Jakub Kicinski <kuba@xxxxxxxxxx> · Fri, 18 Jul 2025 17:47:37 -0700

On Thu, 17 Jul 2025 19:07:17 +0300 Tariq Toukan wrote:
> Currently, the devlink health reporter initiates the grace period
> immediately after recovering an error, which blocks further recovery
> attempts until the grace period concludes. Since additional errors
> are not generally expected during this short interval, any new error
> reported during the grace period is not only rejected but also causes
> the reporter to enter an error state that requires manual intervention.
> 
> This approach poses a problem in scenarios where a single root cause
> triggers multiple related errors in quick succession - for example,
> a PCI issue affecting multiple hardware queues. Because these errors
> are closely related and occur rapidly, it is more effective to handle
> them together rather than handling only the first one reported and
> blocking any subsequent recovery attempts. Furthermore, setting the
> reporter to an error state in this context can be misleading, as these
> multiple errors are manifestations of a single underlying issue, making
> it unlike the general case where additional errors are not expected
> during the grace period.
> 
> To resolve this, introduce a configurable grace period delay attribute
> to the devlink health reporter.
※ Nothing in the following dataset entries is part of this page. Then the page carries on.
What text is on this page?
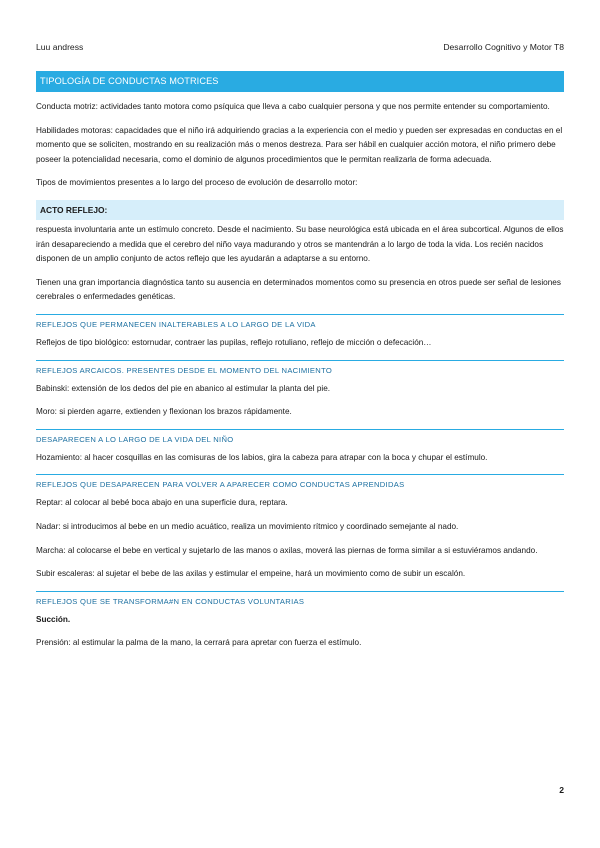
Luu andress	Desarrollo Cognitivo y Motor T8
TIPOLOGÍA DE CONDUCTAS MOTRICES

Conducta motriz: actividades tanto motora como psíquica que lleva a cabo cualquier persona y que nos permite entender su comportamiento.

Habilidades motoras: capacidades que el niño irá adquiriendo gracias a la experiencia con el medio y pueden ser expresadas en conductas en el momento que se soliciten, mostrando en su realización más o menos destreza. Para ser hábil en cualquier acción motora, el niño primero debe poseer la potencialidad necesaria, como el dominio de algunos procedimientos que le permitan realizarla de forma adecuada.

Tipos de movimientos presentes a lo largo del proceso de evolución de desarrollo motor:

ACTO REFLEJO:

respuesta involuntaria ante un estímulo concreto. Desde el nacimiento. Su base neurológica está ubicada en el área subcortical. Algunos de ellos irán desapareciendo a medida que el cerebro del niño vaya madurando y otros se mantendrán a lo largo de toda la vida. Los recién nacidos disponen de un amplio conjunto de actos reflejo que les ayudarán a adaptarse a su entorno.

Tienen una gran importancia diagnóstica tanto su ausencia en determinados momentos como su presencia en otros puede ser señal de lesiones cerebrales o enfermedades genéticas.

REFLEJOS QUE PERMANECEN INALTERABLES A LO LARGO DE LA VIDA

Reflejos de tipo biológico: estornudar, contraer las pupilas, reflejo rotuliano, reflejo de micción o defecación…

REFLEJOS ARCAICOS. PRESENTES DESDE EL MOMENTO DEL NACIMIENTO

Babinski: extensión de los dedos del pie en abanico al estimular la planta del pie.

Moro: si pierden agarre, extienden y flexionan los brazos rápidamente.

DESAPARECEN A LO LARGO DE LA VIDA DEL NIÑO

Hozamiento: al hacer cosquillas en las comisuras de los labios, gira la cabeza para atrapar con la boca y chupar el estímulo.

REFLEJOS QUE DESAPARECEN PARA VOLVER A APARECER COMO CONDUCTAS APRENDIDAS

Reptar: al colocar al bebé boca abajo en una superficie dura, reptara.

Nadar: si introducimos al bebe en un medio acuático, realiza un movimiento rítmico y coordinado semejante al nado.

Marcha: al colocarse el bebe en vertical y sujetarlo de las manos o axilas, moverá las piernas de forma similar a si estuviéramos andando.

Subir escaleras: al sujetar el bebe de las axilas y estimular el empeine, hará un movimiento como de subir un escalón.

REFLEJOS QUE SE TRANSFORMA#N EN CONDUCTAS VOLUNTARIAS

Succión.

Prensión: al estimular la palma de la mano, la cerrará para apretar con fuerza el estímulo.

2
This delay starts when the first error
> is recovered and lasts for a user-defined duration. Once this grace
> period delay expires, the actual grace period begins. After the grace
> period ends, a new reported error will start the same flow again.
> 
> Timeline summary:
> 
> ----|--------|------------------------------/----------------------/--
> error is  error is    grace period delay          grace period
> reported  recovered  (recoveries allowed)     (recoveries blocked)
> 
> With grace period delay, create a time window during which recovery
> attempts are permitted, allowing all reported errors to be handled
> sequentially before the grace period starts. Once the grace period
> begins, it prevents any further error recoveries until it ends.

We are rate limiting recoveries, the "networking solution" to the
problem you're describing would be to introduce a burst size.
Some kind of poor man's token bucket filter.

Could you say more about what designs were considered and why this
one was chosen?